Rees May 11, 2011 at 5:24 am

Hi Sean,
I feel your pain. Poison Oak is no fun. DON’T SCRATCH IT!!!!!!
One thing you might try is to wait until fall and watch for the tips of the poison oak to begin turning red. It might be easier to find among the other plants once it changes color and then try the selective Round-up method. Just done wait too long to stray after you see the first red leaf.
Other than that I guess you should just stock up on balls…..

Alyssa June 1, 2011 at 5:18 am

We have a huge poison oak problem on our property, so much so that I keep my horses in a paddock rather then in our pasture. Then one year after a long winter I had an abundance of manure. Instead of taking it to the dump like usual we dropped it onto a severally poison oak covered section, and smothered it with two full truck loads.

Now that is one of the few places where poison oak doesn’t grow, and hasn’t for over three years. That small section now only grows tall grass. I think it has something to do with the horses diet of straight alfalfa, which causes livestock to have extremely potent urine that soaked into the manure. Normally if we used this manure as fertilizer it tends to just burn the grass, but it seemed to be just as deadly to the poison oak.

Has anyone else heard of horse manure killing poison oak like this before?

Rees June 2, 2011 at 11:23 am

Hi Alyssa,
Thanks for the good information. This post, on killing poison oak/ivy, is one of the most popular here on greensideupblog so the more information that gets passed around from people like you the better.
As for your story I have a couple of thought. 1) Raw, uncomposted manuer is very high in salt and enough salt will kill nearly any plant. 2) If any plant is covered with enough material to block out all sunlight for an extended period it will die. It sounds like you did both.:)
Either one of these will result in dead plants.
I know of one guy who covered his poison ivy with a two foot deep layer of mulch and was successful in eradicating it from the area.
I really like his mulch and your manuer method because neither involved bad chemical and the less of those used the better.
Thanks for dropping by.
Rees

Michaela September 25, 2011 at 5:17 pm

Will gas kill poison Ivey or Oak plants? There is one or the other growing up my tree and my daughter keeps breaking out just being around the tree. If anyone could help me that would be wonderful!

Daniel Lee Snyder July 4, 2012 at 5:49 pm

use used antifrese , kills in 3 days will also kill dogs & cats keep away

Rees March 14, 2013 at 9:25 am

Daniel,
Please don’t suggest using anti-freeze. It’s quite toxic to ALL living things. There are better solutions.

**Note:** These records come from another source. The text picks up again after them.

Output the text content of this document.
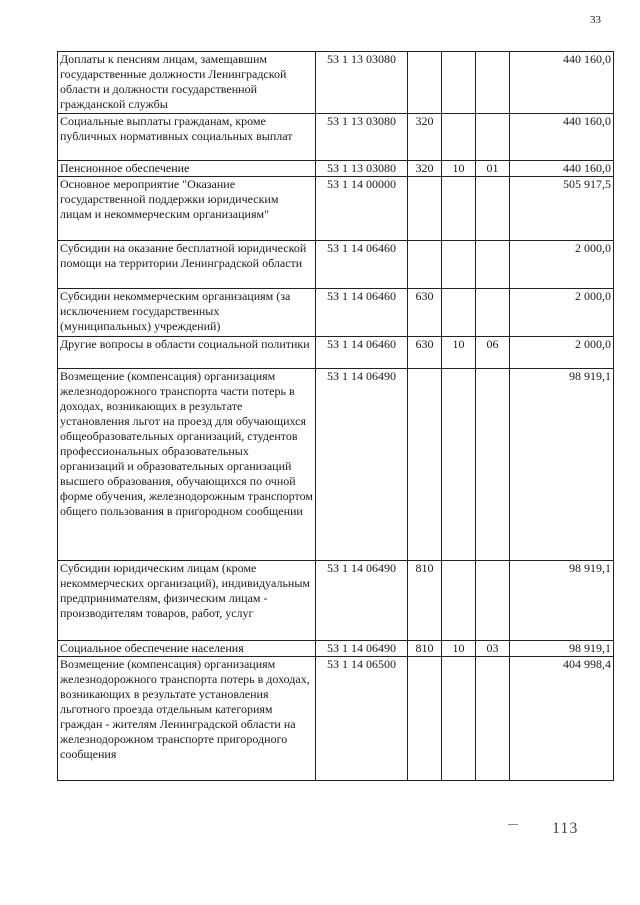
33
Доплаты к пенсиям лицам, замещавшим государственные должности Ленинградской области и должности государственной гражданской службы	53 1 13 03080				440 160,0
Социальные выплаты гражданам, кроме публичных нормативных социальных выплат	53 1 13 03080	320			440 160,0
Пенсионное обеспечение	53 1 13 03080	320	10	01	440 160,0
Основное мероприятие "Оказание государственной поддержки юридическим лицам и некоммерческим организациям"	53 1 14 00000				505 917,5
Субсидии на оказание бесплатной юридической помощи на территории Ленинградской области	53 1 14 06460				2 000,0
Субсидии некоммерческим организациям (за исключением государственных (муниципальных) учреждений)	53 1 14 06460	630			2 000,0
Другие вопросы в области социальной политики	53 1 14 06460	630	10	06	2 000,0
Возмещение (компенсация) организациям железнодорожного транспорта части потерь в доходах, возникающих в результате установления льгот на проезд для обучающихся общеобразовательных организаций, студентов профессиональных образовательных организаций и образовательных организаций высшего образования, обучающихся по очной форме обучения, железнодорожным транспортом общего пользования в пригородном сообщении	53 1 14 06490				98 919,1
Субсидии юридическим лицам (кроме некоммерческих организаций), индивидуальным предпринимателям, физическим лицам - производителям товаров, работ, услуг	53 1 14 06490	810			98 919,1
Социальное обеспечение населения	53 1 14 06490	810	10	03	98 919,1
Возмещение (компенсация) организациям железнодорожного транспорта потерь в доходах, возникающих в результате установления льготного проезда отдельным категориям граждан - жителям Ленинградской области на железнодорожном транспорте пригородного сообщения	53 1 14 06500				404 998,4
113
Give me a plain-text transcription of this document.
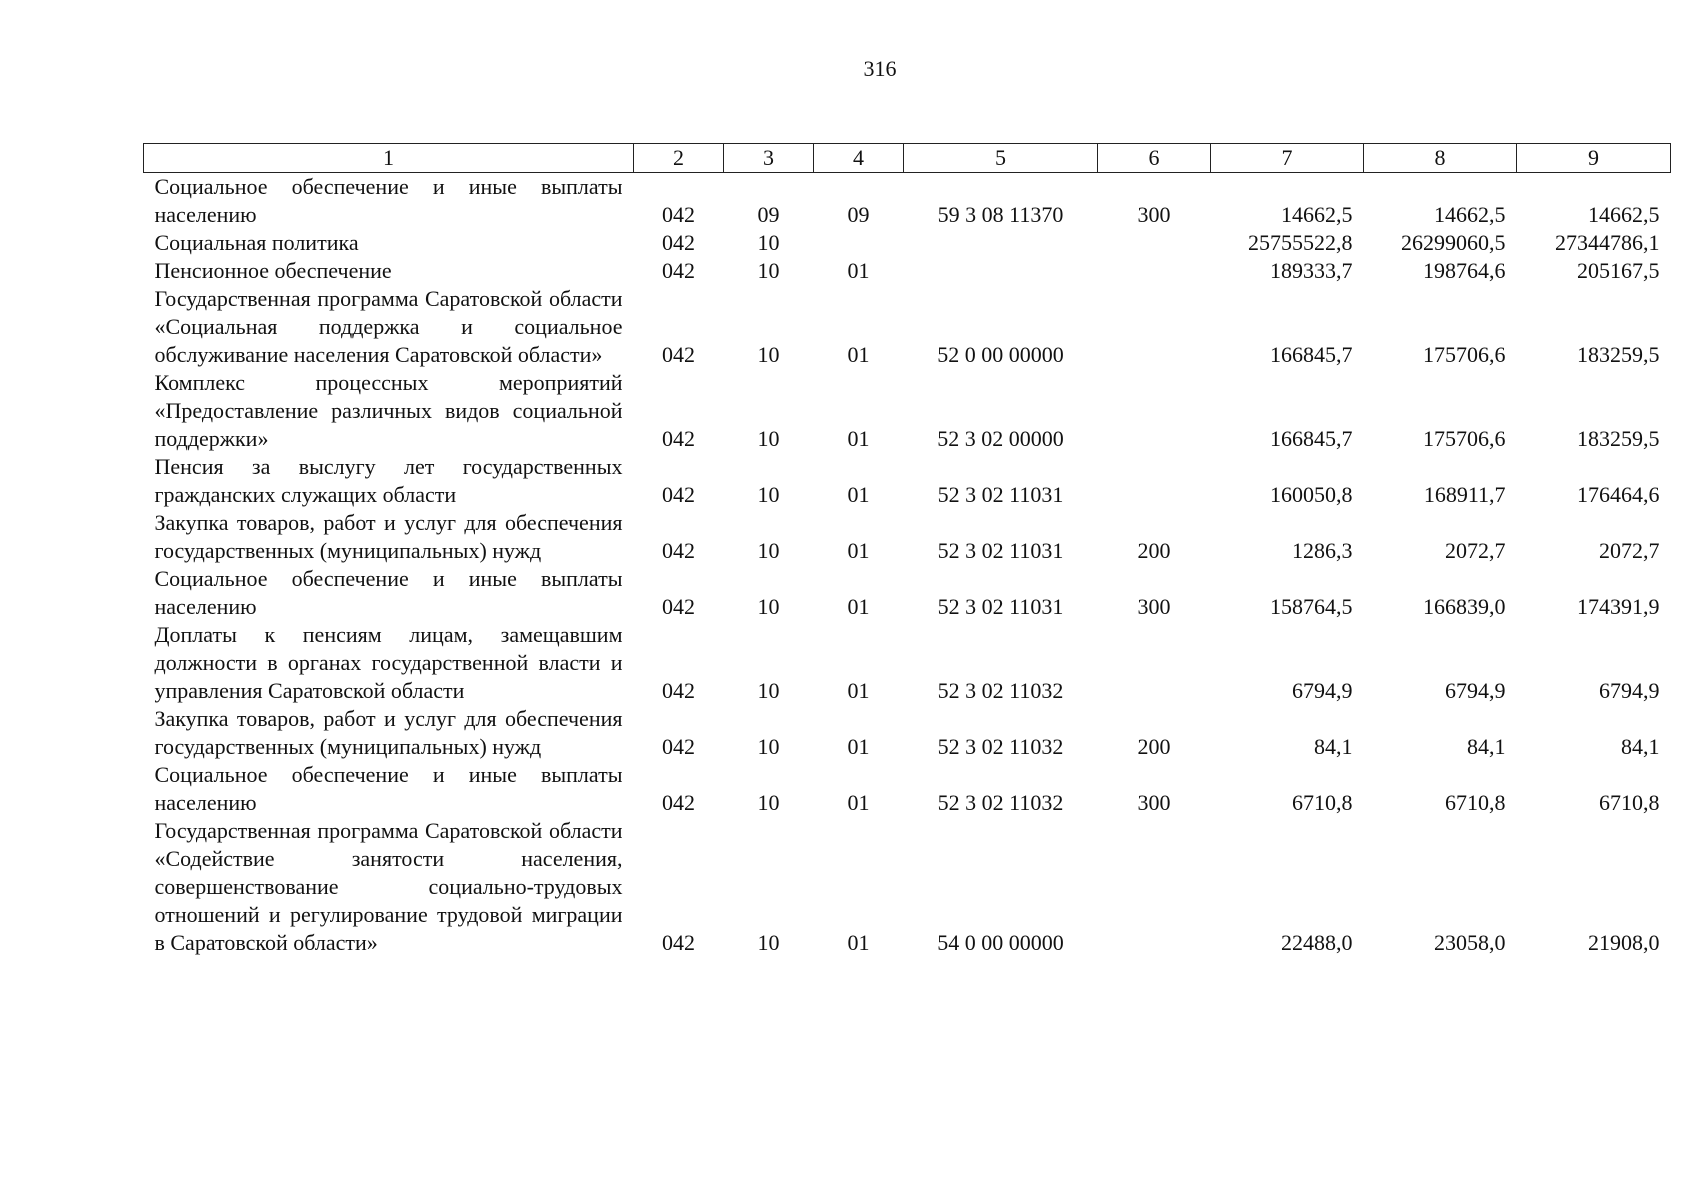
316
1	2	3	4	5	6	7	8	9
Социальное обеспечение и иные выплаты населению	042	09	09	59 3 08 11370	300	14662,5	14662,5	14662,5
Социальная политика	042	10				25755522,8	26299060,5	27344786,1
Пенсионное обеспечение	042	10	01			189333,7	198764,6	205167,5
Государственная программа Саратовской области «Социальная поддержка и социальное обслуживание населения Саратовской области»	042	10	01	52 0 00 00000		166845,7	175706,6	183259,5
Комплекс процессных мероприятий «Предоставление различных видов социальной поддержки»	042	10	01	52 3 02 00000		166845,7	175706,6	183259,5
Пенсия за выслугу лет государственных гражданских служащих области	042	10	01	52 3 02 11031		160050,8	168911,7	176464,6
Закупка товаров, работ и услуг для обеспечения государственных (муниципальных) нужд	042	10	01	52 3 02 11031	200	1286,3	2072,7	2072,7
Социальное обеспечение и иные выплаты населению	042	10	01	52 3 02 11031	300	158764,5	166839,0	174391,9
Доплаты к пенсиям лицам, замещавшим должности в органах государственной власти и управления Саратовской области	042	10	01	52 3 02 11032		6794,9	6794,9	6794,9
Закупка товаров, работ и услуг для обеспечения государственных (муниципальных) нужд	042	10	01	52 3 02 11032	200	84,1	84,1	84,1
Социальное обеспечение и иные выплаты населению	042	10	01	52 3 02 11032	300	6710,8	6710,8	6710,8
Государственная программа Саратовской области «Содействие занятости населения, совершенствование социально-трудовых отношений и регулирование трудовой миграции в Саратовской области»	042	10	01	54 0 00 00000		22488,0	23058,0	21908,0
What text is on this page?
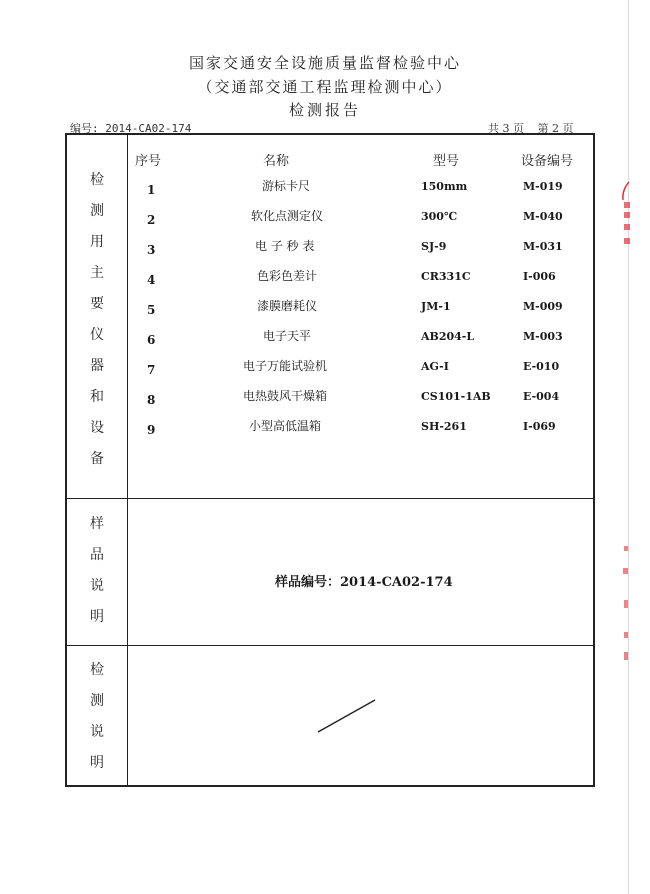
国家交通安全设施质量监督检验中心
（交通部交通工程监理检测中心）
检测报告
编号: 2014-CA02-174	共 3 页 第 2 页
检
测
用
主
要
仪
器
和
设
备
序号	名称	型号	设备编号
1	游标卡尺	150mm	M-019
2	软化点测定仪	300℃	M-040
3	电 子 秒 表	SJ-9	M-031
4	色彩色差计	CR331C	I-006
5	漆膜磨耗仪	JM-1	M-009
6	电子天平	AB204-L	M-003
7	电子万能试验机	AG-I	E-010
8	电热鼓风干燥箱	CS101-1AB	E-004
9	小型高低温箱	SH-261	I-069
样
品
说
明
样品编号：2014-CA02-174
检
测
说
明
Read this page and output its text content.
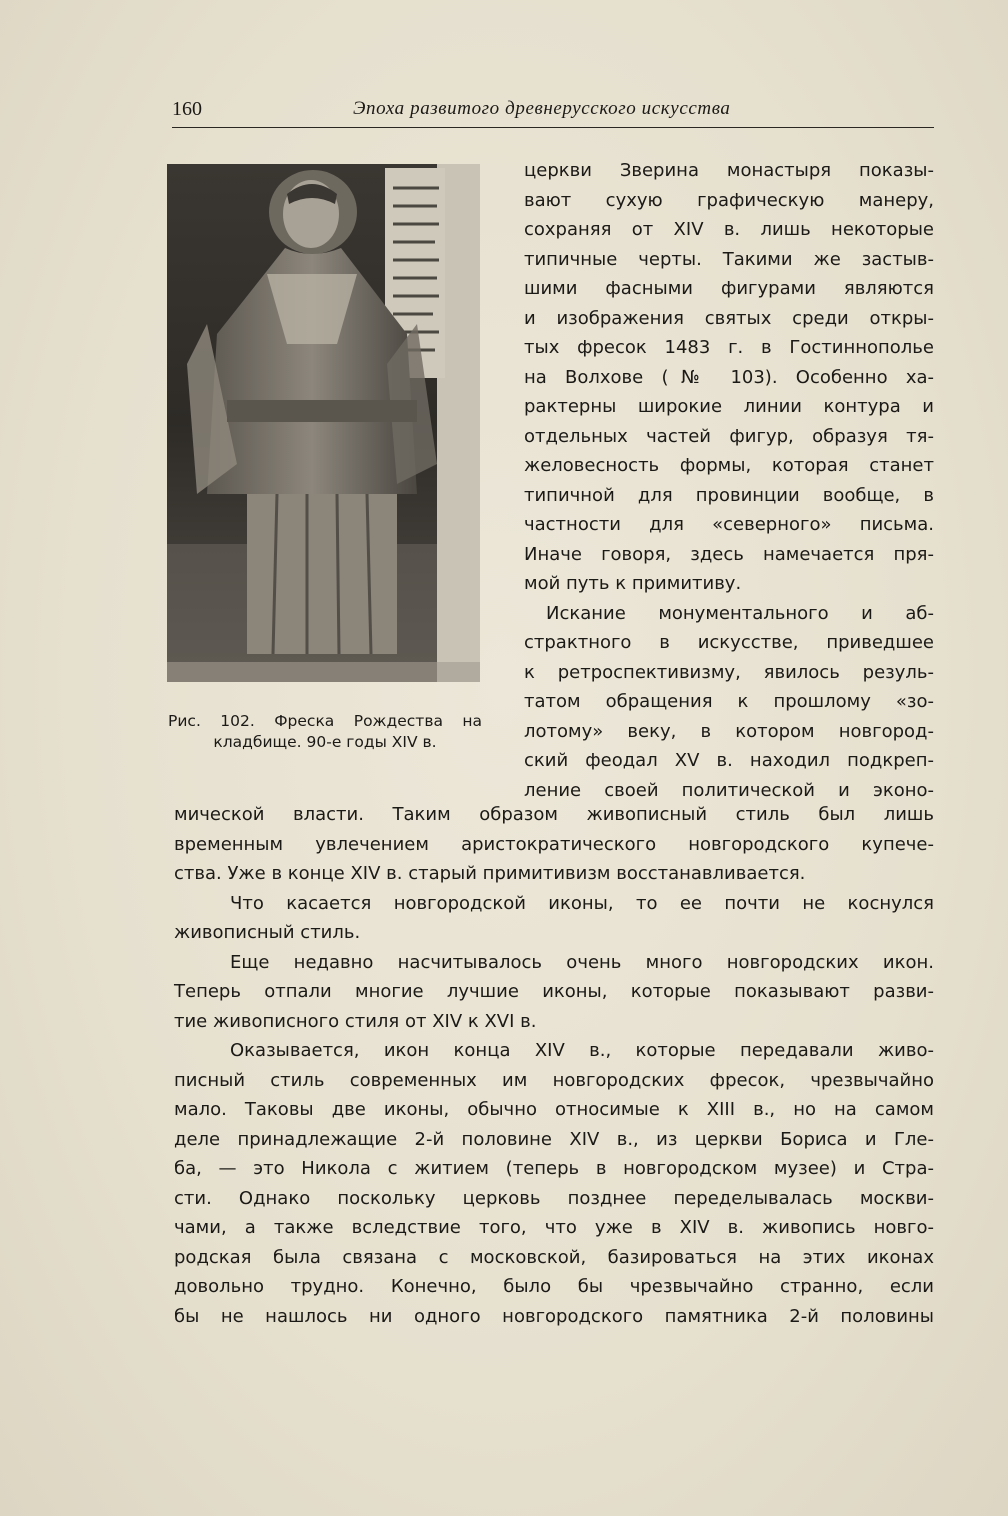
160	Эпоха развитого древнерусского искусства
Рис. 102. Фреска Рождества на
кладбище. 90-е годы XIV в.
церкви Зверина монастыря показы-
вают сухую графическую манеру,
сохраняя от XIV в. лишь некоторые
типичные черты. Такими же застыв-
шими фасными фигурами являются
и изображения святых среди откры-
тых фресок 1483 г. в Гостиннополье
на Волхове (№ 103). Особенно ха-
рактерны широкие линии контура и
отдельных частей фигур, образуя тя-
желовесность формы, которая станет
типичной для провинции вообще, в
частности для «северного» письма.
Иначе говоря, здесь намечается пря-
мой путь к примитиву.
Искание монументального и аб-
страктного в искусстве, приведшее
к ретроспективизму, явилось резуль-
татом обращения к прошлому «зо-
лотому» веку, в котором новгород-
ский феодал XV в. находил подкреп-
ление своей политической и эконо-
мической власти. Таким образом живописный стиль был лишь
временным увлечением аристократического новгородского купече-
ства. Уже в конце XIV в. старый примитивизм восстанавливается.
Что касается новгородской иконы, то ее почти не коснулся
живописный стиль.
Еще недавно насчитывалось очень много новгородских икон.
Теперь отпали многие лучшие иконы, которые показывают разви-
тие живописного стиля от XIV к XVI в.
Оказывается, икон конца XIV в., которые передавали живо-
писный стиль современных им новгородских фресок, чрезвычайно
мало. Таковы две иконы, обычно относимые к XIII в., но на самом
деле принадлежащие 2-й половине XIV в., из церкви Бориса и Гле-
ба, — это Никола с житием (теперь в новгородском музее) и Стра-
сти. Однако поскольку церковь позднее переделывалась москви-
чами, а также вследствие того, что уже в XIV в. живопись новго-
родская была связана с московской, базироваться на этих иконах
довольно трудно. Конечно, было бы чрезвычайно странно, если
бы не нашлось ни одного новгородского памятника 2-й половины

Carolyn Merrill April 20, 2013 at 11:46 pm

I have this idea (have done this for worms in wood furniture while living in Chile) of cutting back all the way to the root ball and then using a syringe to inject round up into the root. Does this sound plausable? (I too NEVER use chemicals but my husbandis highly allergic).

Rees April 24, 2013 at 8:44 am

Hello Caroline,
That sounds like it could work and I like the idea of a very focused application of chemicals rather than a wide spray application. It would probably be the most effective in the late summer or fall while the plant is storing up food in it’s roots……
Let me know how it works out.
Thanks,
Rees

paul May 26, 2013 at 11:28 pm

How about acetic acid. I’ve been reading about vinegar, orange oil and soap solutions Killing weeds. Will it work on poison oak too?